"So I am cold--very cold," he said, and his teeth chattered as he
said it; "but the light hurts my eyes."
"It very often does so when one is not well."
"Not well! I'm well enough, man alive. But I think I must have
caught a little cold at the ball last night," rejoined the Marchese,
striving hard to speak in his usual manner.
The lawyer, whose eyes had by this time become accustomed to the
diminished light, looked hard at his old friend from beneath his
great shaggy black eye-brows, with a shrewdly examining glance, and
then slightly shook his head.
"Well, I daresay you'll be all right again in a day or two. But any
way, I am glad you sent for me all the same. These things have to be
done, you know. And a man does not die a bit the sooner for doing
them. For my part, I always advise my friends to have all such
matters settled while they are in health."

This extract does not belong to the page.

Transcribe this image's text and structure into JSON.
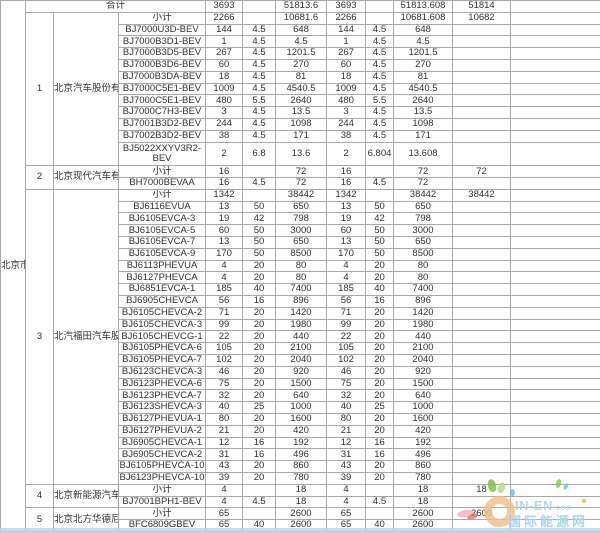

"What, in Heaven's name, are you talking about? I don't know what
you mean," said the Marchese, with an angry irritability that was
totally unlike his usual manner. I sent for the lawyer; and you come
and talk to me as if you wanted to play the doctor."
"I assure you, Signor Marchese, I have not the slightest desire to
play any part but my own. And that I am perfectly ready to enter on.
I am ready to take your instructions, and will draw up the
instrument to-morrow or the next day.